Ed è ancora in carcere anche lo stesso direttore di Amnesty International. Eppure, sono qui che leggo il libro di uno dei più noti, e tenaci, critici di Erdogan, Deniz Yücel, il corrispondente da Ankara di Die Welt che per quello che ha scritto, è stato in carcere un anno, e ancora rischia altri 18 anni di carcere: e per quanto suoni strano, è proprio leggendo libri come questo che si recupera fiducia. Perché si intitola Ogni luogo è Taksim. E ricostruisce i giorni del movimento di Gezi Park, che nel 2013, contestò il progetto di riqualificazione di piazza Taksim, la piazza principale di Istanbul, contestando in realtà il progetto di Turchia di Erdogan. E che però, appunto, non fu l’iniziativa di una città sola, magari più avanzata delle altre: coinvolse tutto il Paese.

E quindi questo libro, che è un ritratto dei dubbi e dei timori dei turchi, di turchi non solo di ogni città, ma di ogni età, di ogni professione, di ogni opinione, laici e islamisti, è allo stesso tempo un ritratto di tutta la forza della Turchia – di questo Paese straordinariamente plurale in cui, detto per inciso, in questi anni di crescita economica la classe media è raddoppiata, dal 20 al 40 percento: uno dei rari casi di riduzione delle disuguaglianze. E in cui, in questi anni di guerra alle porte, hanno trovato rifugio 3,5 milioni di siriani. Con il sostegno dell’Unione Europea, certo, che per evitare che sbarcassero in Grecia, ha versato 6 miliardi di euro.

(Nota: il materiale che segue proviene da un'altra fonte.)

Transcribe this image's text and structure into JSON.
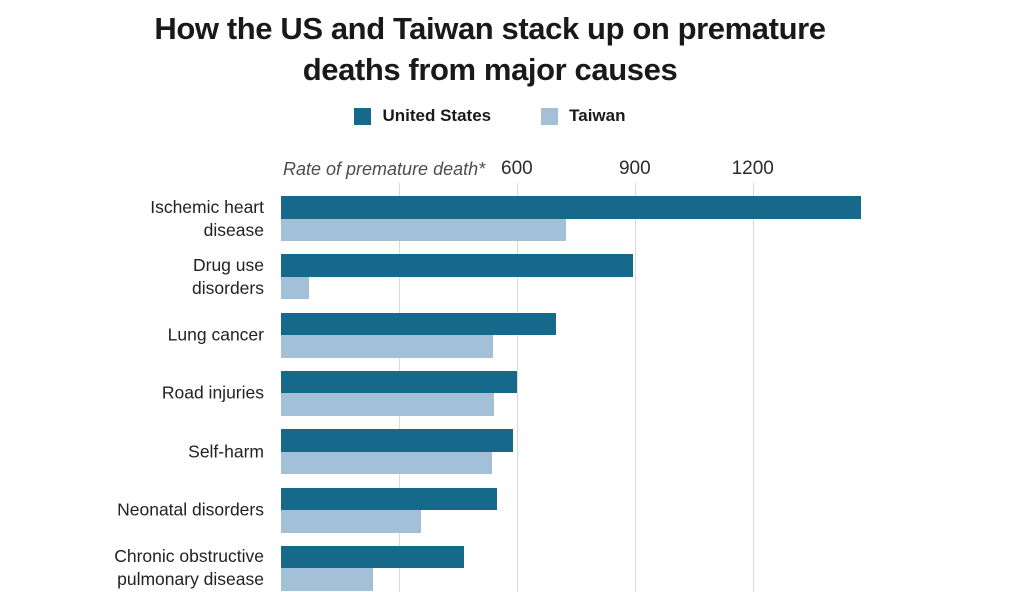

Ma dal 2011, la Turchia per i siriani ha speso 26 miliardi di euro. E non ospita solo siriani. E’ il Paese con il più alto numero di profughi al mondo. La Turchia ha una società civile solida. Non è un Paese di sudditi e sultani. Per l’Europa, la diagnosi è semplice: il problema della Turchia è Erdogan. Ma qui il problema, in realtà, è il momento storico. Perché la Turchia si sta misurando con il superamento del modello di Atatürk, e cioè con la ridefinizione del suo rapporto con l’Islam, che è stato a lungo costretto alla clandestinità – e infatti, quella che noi definiamo “islamizzazione della Turchia” è stata per molti musulmani, piuttosto, la sua democratizzazione: solo ora si sentono davvero parte della società. E più in generale, si sta misurando con il cambiamento dell’intero Medio Oriente, con la primavera araba. Perché per anni l’Akp di Erdogan, al potere dal 2002, è stato studiato nelle università come un esempio: per il rilancio dell’economia, per gli investimenti nel welfare, per l’apertura ai curdi. Per mille riforme che hanno ampliato, o concretizzato, i diritti dei cittadini. Da Paese che viveva di prestiti del Fondo Monetario, la Turchia è ora uno dei Paesi che finanzia il Fondo Monetario. La sua crisi, non a caso, è cominciata nel 2012: è cominciata quando è cominciata la guerra in Siria. Che ha inciso profondamente sulle nostre società: come poteva non incidere su un Paese con cui ha 911 chilometri di confine comune?

In questi anni in cui è cambiato tutto, per la Turchia l’unica cosa che non è cambiata è il no dell’Europa. Come ricorda Deniz Yücel, i giorni di Gezi Park sono stati anche i giorni dei 50 anni dal trattato di associazione tra la Turchia e quella che all’epoca era ancora la Cee. Era il 1963, e i Rolling Stones incidevano il loro primo disco. 50 anni in cui l’Europa non ha mai neppure detto esplicitamente no. Ha solo rinviato, rinviato. Rinviato. Rinviato con ogni scusa possibile. Ha solo umiliato. Perché il problema, è noto, è che la Turchia ha 80 milioni di abitanti, quanto la Germania. E un suo ingresso a Bruxelles stravolgerebbe equilibri già precari. Anche perché sono 80 milioni di musulmani. Mentre gli altri, tra mille difficoltà, mille errori, provano ad affrontare le sfide del loro tempo, noi, semplicemente, ci chiudiamo in noi stessi. Come se tutto questo fosse un mondo altro da noi. Ma quella che nel nostro immaginario è l’icona della Turchia musulmana, Sultanahmet, con la Moschea Blu, Santa Sofia, il palazzo di Topkapi, è sulla sponda europea di Istanbul, dice Deniz Yücel. Non su quella asiatica. Il ponte sul Bosforo non collega l’Oriente all’Occidente: ma l’Europa all’Europa. Di là dal ponte, non c’è l’Altro. C’è una parte della nostra storia. Del nostro tempo.